Reference: [1] A guide to convolution arithmetic for deep learning [2] Deconvolution and Checkerboard Artifacts
@JiahuiYu I wonder if we really have to use deconvolution to copy patches of b to y. I wrote a toy function to do this.
def deconv():
img = np.zeros(shape=(1,5,5,1))
img[0,3,3,0] = 1
print('sigmoid output:\n', img[0,:,:,0])
filter = np.reshape(np.arange(9),(3,3))
print('filter:\n', filter)
filter = np.fliplr(np.flipud(filter))
# print('filter:\n',filter)
filter = np.expand_dims(filter,2)
filter = np.expand_dims(filter,3)
output = tf.nn.conv2d(img,filter,strides=[1,1,1,1],padding='SAME')
tf.InteractiveSession()
print('output:\n', output.eval()[0,:,:,0])
sigmoid output: [[0. 0. 0. 0. 0.] [0. 0. 0. 0. 0.] [0. 0. 0. 1. 0.] [0. 0. 0. 0. 0.]] filter: [[0 1 2] [3 4 5] [6 7 8]] output: [[0. 0. 0. 0. 0.] [0. 0. 0. 0. 0.] [0. 0. 0. 1. 2.] [0. 0. 3. 4. 5.] [0. 0. 6. 7. 8.]]
However, toy function above have some transpose and convolution operation.
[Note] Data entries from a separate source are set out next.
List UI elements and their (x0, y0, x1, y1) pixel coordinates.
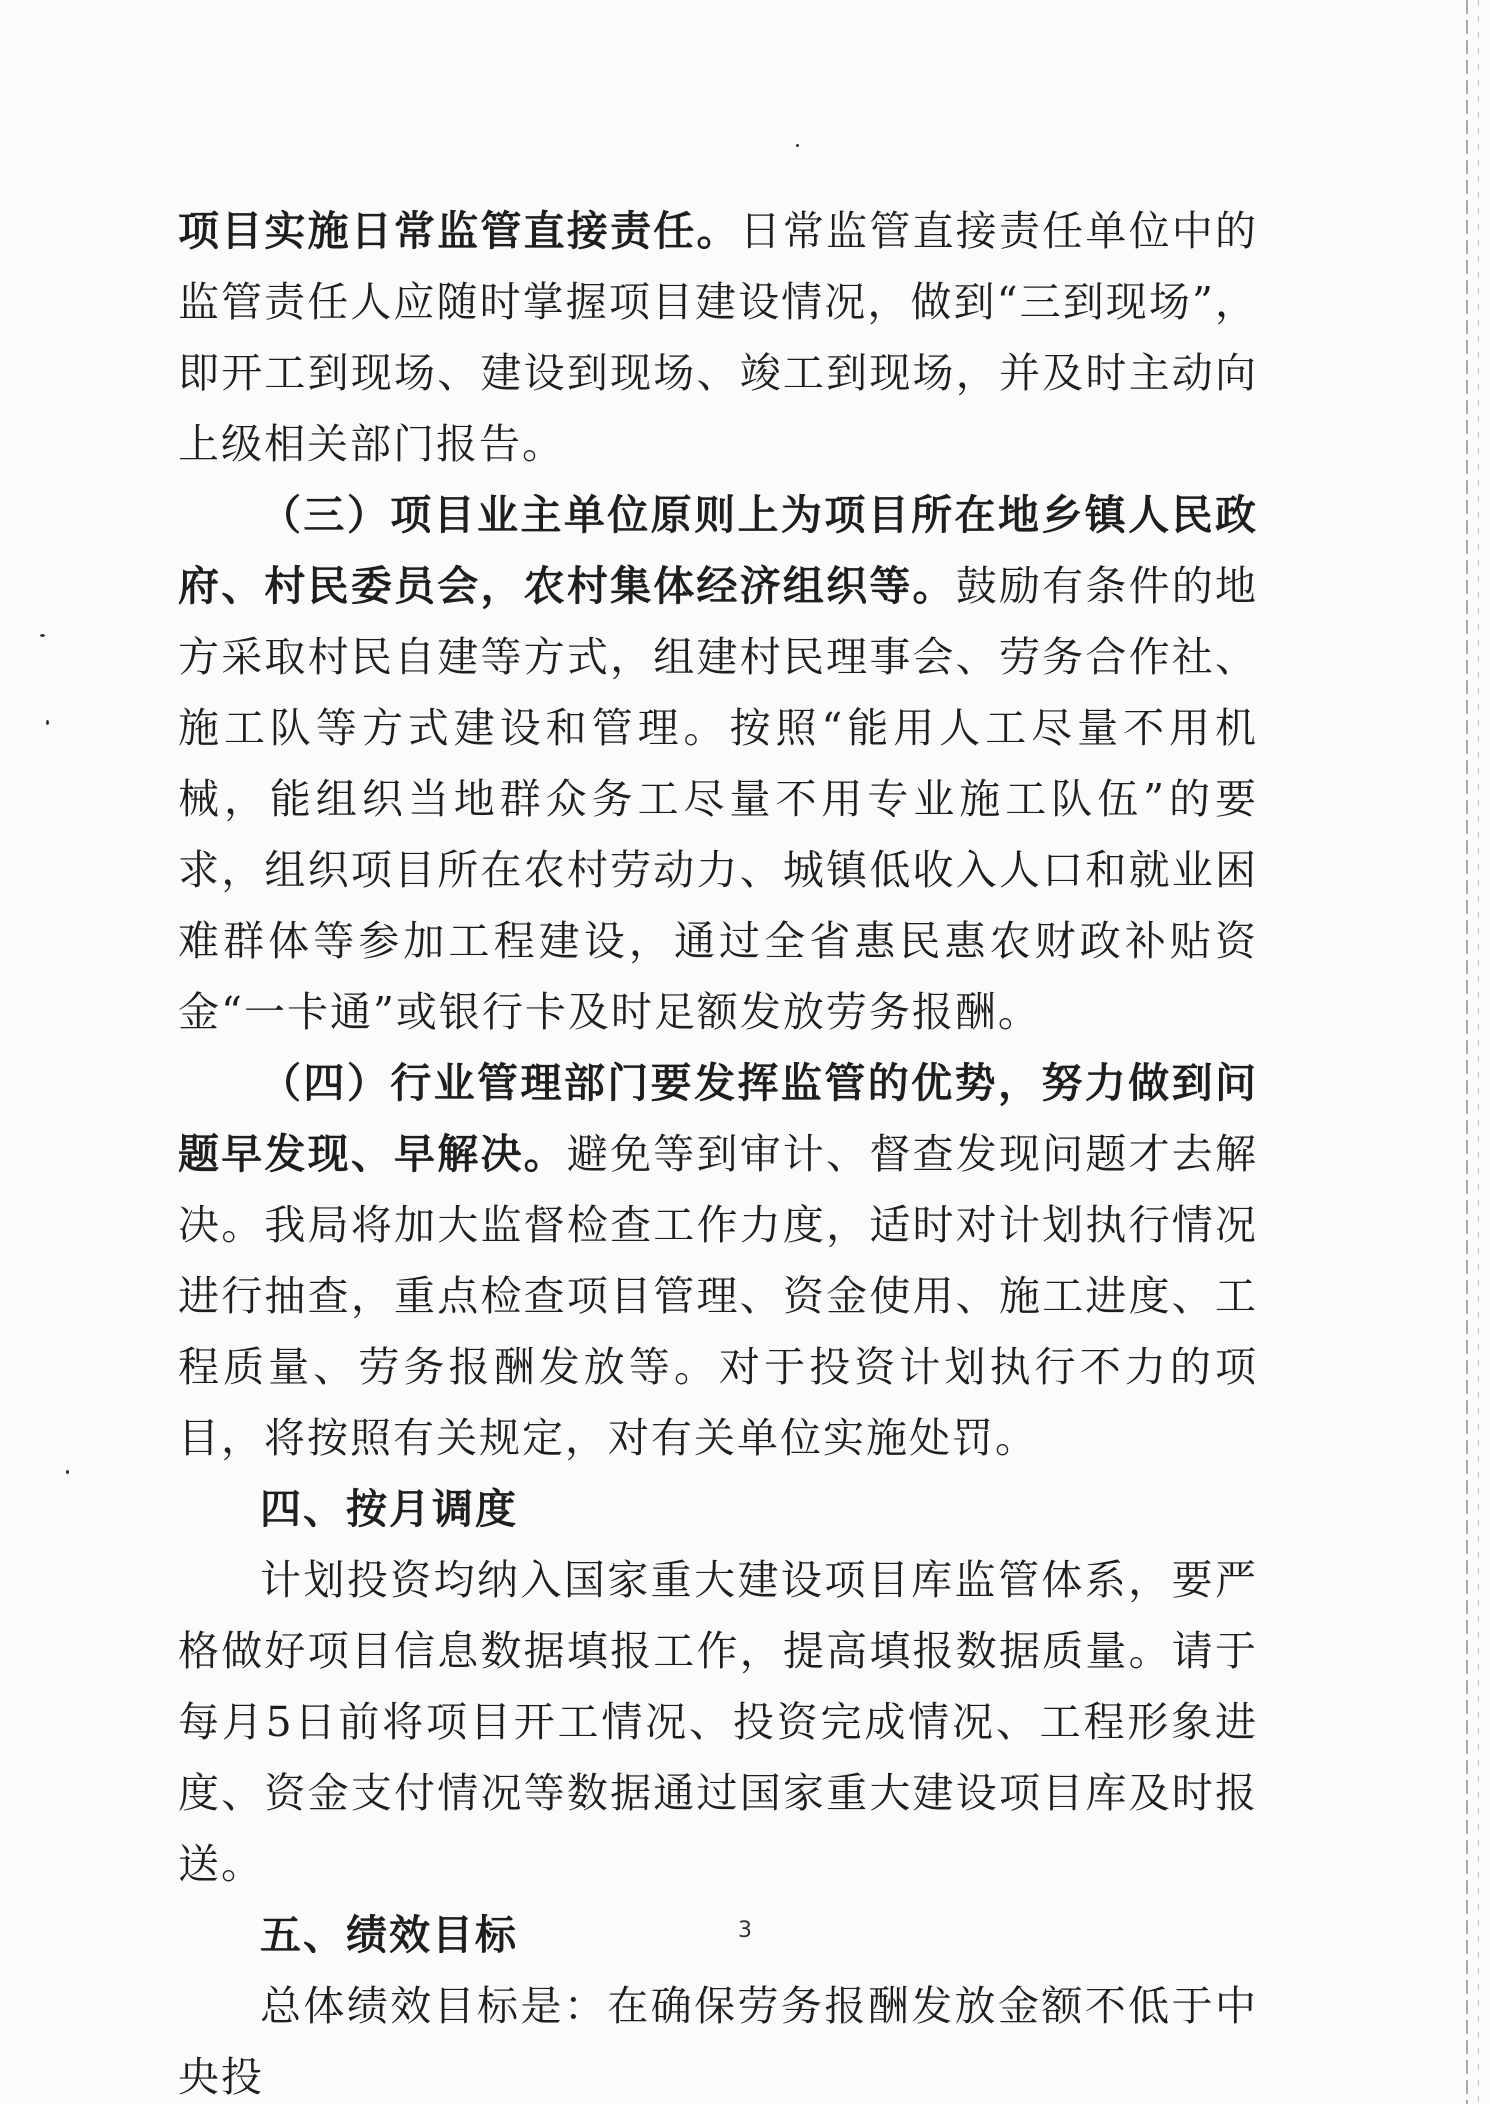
paragraph-text: 避免等到审计、督查发现问题才去解决。我局将加大监督检查工作力度，适时对计划执行情况进行抽查，重点检查项目管理、资金使用、施工进度、工程质量、劳务报酬发放等。对于投资计划执行不力的项目，将按照有关规定，对有关单位实施处罚。 (178, 1130, 1258, 1462)
paragraph-industry-management (178, 1048, 1258, 1474)
paragraph-performance-goals: 总体绩效目标是：在确保劳务报酬发放金额不低于中央投 (178, 1982, 1258, 2101)
paragraph-text: 鼓励有条件的地方采取村民自建等方式，组建村民理事会、劳务合作社、施工队等方式建设和管理。按照“能用人工尽量不用机械，能组织当地群众务工尽量不用专业施工队伍”的要求，组织项目所在农村劳动力、城镇低收入人口和就业困难群体等参加工程建设，通过全省惠民惠农财政补贴资金“一卡通”或银行卡及时足额发放劳务报酬。 (178, 562, 1258, 1036)
scan-edge-line (1466, 0, 1468, 2104)
paragraph-monthly-dispatch: 计划投资均纳入国家重大建设项目库监管体系，要严格做好项目信息数据填报工作，提高填报数据质量。请于每月5日前将项目开工情况、投资完成情况、工程形象进度、资金支付情况等数据通过国家重大建设项目库及时报送。 (178, 1556, 1258, 1888)
paragraph-lead-bold: （三）项目业主单位原则上为项目所在地乡镇人民政府、村民委员会，农村集体经济组织等。 (178, 491, 1258, 610)
paragraph-project-owner (178, 480, 1258, 1048)
paragraph-lead-bold: 项目实施日常监管直接责任。 (178, 207, 740, 255)
document-body (178, 196, 1258, 2113)
paragraph-text: 日常监管直接责任单位中的监管责任人应随时掌握项目建设情况，做到“三到现场”，即开工到现场、建设到现场、竣工到现场，并及时主动向上级相关部门报告。 (178, 207, 1259, 468)
paragraph-daily-supervision (178, 196, 1258, 480)
scan-speck (796, 144, 799, 147)
scan-speck (46, 720, 49, 725)
scan-speck (40, 634, 45, 637)
page-number: 3 (738, 1918, 752, 1943)
section-heading-performance-goals: 五、绩效目标 (260, 1911, 518, 1959)
section-heading-monthly-dispatch: 四、按月调度 (260, 1485, 518, 1533)
scan-speck (66, 1470, 69, 1474)
scan-edge-line-secondary (1478, 0, 1479, 2104)
paragraph-lead-bold: （四）行业管理部门要发挥监管的优势，努力做到问题早发现、早解决。 (178, 1059, 1258, 1178)
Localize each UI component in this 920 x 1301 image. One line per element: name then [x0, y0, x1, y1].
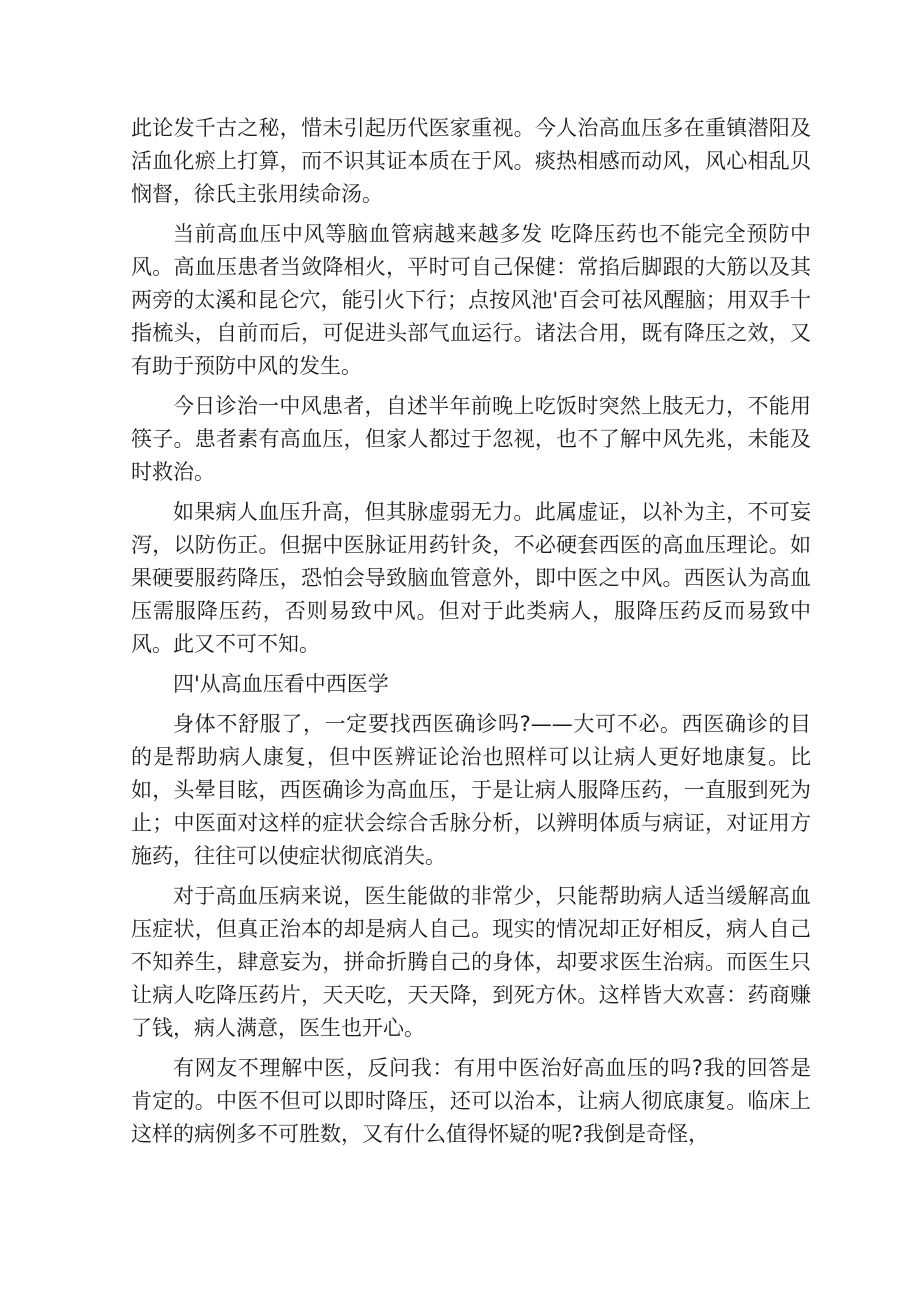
- document-body: [131, 112, 811, 1158]
- paragraph: 此论发千古之秘，惜未引起历代医家重视。今人治高血压多在重镇潜阳及活血化瘀上打算，而不识其证本质在于风。痰热相感而动风，风心相乱贝悯督，徐氏主张用续命汤。: [131, 116, 811, 206]
- paragraph: 对于高血压病来说，医生能做的非常少，只能帮助病人适当缓解高血压症状，但真正治本的却是病人自己。现实的情况却正好相反，病人自己不知养生，肆意妄为，拼命折腾自己的身体，却要求医生治病。而医生只让病人吃降压药片，天天吃，天天降，到死方休。这样皆大欢喜：药商赚了钱，病人满意，医生也开心。: [131, 884, 811, 1040]
- paragraph: 身体不舒服了，一定要找西医确诊吗?——大可不必。西医确诊的目的是帮助病人康复，但中医辨证论治也照样可以让病人更好地康复。比如，头晕目眩，西医确诊为高血压，于是让病人服降压药，一直服到死为止；中医面对这样的症状会综合舌脉分析，以辨明体质与病证，对证用方施药，往往可以使症状彻底消失。: [131, 712, 811, 868]
- paragraph: 当前高血压中风等脑血管病越来越多发 吃降压药也不能完全预防中风。高血压患者当敛降相火，平时可自己保健：常掐后脚跟的大筋以及其两旁的太溪和昆仑穴，能引火下行；点按风池'百会可祛风醒脑；用双手十指梳头，自前而后，可促进头部气血运行。诸法合用，既有降压之效，又有助于预防中风的发生。: [131, 222, 811, 378]
- paragraph: 今日诊治一中风患者，自述半年前晚上吃饭时突然上肢无力，不能用筷子。患者素有高血压，但家人都过于忽视，也不了解中风先兆，未能及时救治。: [131, 394, 811, 484]
- paragraph: 有网友不理解中医，反问我：有用中医治好高血压的吗?我的回答是肯定的。中医不但可以即时降压，还可以治本，让病人彻底康复。临床上这样的病例多不可胜数，又有什么值得怀疑的呢?我倒是奇怪，: [131, 1056, 811, 1146]
- section-heading: 四'从高血压看中西医学: [173, 672, 389, 696]
- paragraph: 如果病人血压升高，但其脉虚弱无力。此属虚证，以补为主，不可妄泻，以防伤正。但据中医脉证用药针灸，不必硬套西医的高血压理论。如果硬要服药降压，恐怕会导致脑血管意外，即中医之中风。西医认为高血压需服降压药，否则易致中风。但对于此类病人，服降压药反而易致中风。此又不可不知。: [131, 500, 811, 656]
Maybe this is deconvolution? Deconvolution have uneven overlaps because it have to keep the resolution right? I will hold this in my head and figure it out someday.
Yes, toy function above is deconvolution.
def cheak_deconv():
image = np.reshape(np.arange(25.0),(5,5))
image = np.expand_dims(image,0)
image = np.expand_dims(image,3)
filter = np.reshape(np.arange(9.0),(3,3))
transposed_filter = np.fliplr(np.flipud(filter))
filter = np.expand_dims(filter,2)
filter = np.expand_dims(filter,3)
transposed_filter = np.expand_dims(transposed_filter,2)
transposed_filter = np.expand_dims(transposed_filter,3)
conv = tf.nn.conv2d(image,filter,strides=[1,1,1,1],padding='VALID')
tf.InteractiveSession()
transposed_conv = tf.nn.conv2d_transpose(conv,filter,[1,5,5,1],padding='VALID')
print('tensorflow conv2d_transpose:\n', transposed_conv.eval()[0,:,:,0])
padded_conv_output = tf.pad(conv,[[0,0],[2,2],[2,2],[0,0]])
output3 = tf.nn.conv2d(padded_conv_output, transposed_filter, strides=[1,1,1,1], padding='VALID')
print('simulate deconv using transposed filter and conv:\n', output3.eval()[0,:,:,0])
tensorflow conv2d_transpose: [[ 0. 312. 972. 1080. 768.] [ 936. 2784. 5616. 4896. 3048.] [ 3348. 8496. 15552. 12528. 7380.] [ 4968. 11424. 19440. 14688. 8232.] [ 4032. 8952. 14796. 10872. 5952.]] simulate deconv using transposed filter and conv: [[ 0. 312. 972. 1080. 768.] [ 936. 2784. 5616. 4896. 3048.] [ 3348. 8496. 15552. 12528. 7380.] [ 4968. 11424. 19440. 14688. 8232.] [ 4032. 8952. 14796. 10872. 5952.]]
@12ycli Hi, thanks for your interest in our work first.
And thanks for your continuous efforts on explaining these stuff to others. I will keep this thread open so others can also have a references. If you can slightly reorganize of your contents in this thread to be even more clear, I would be super appreciating. Thanks and good job!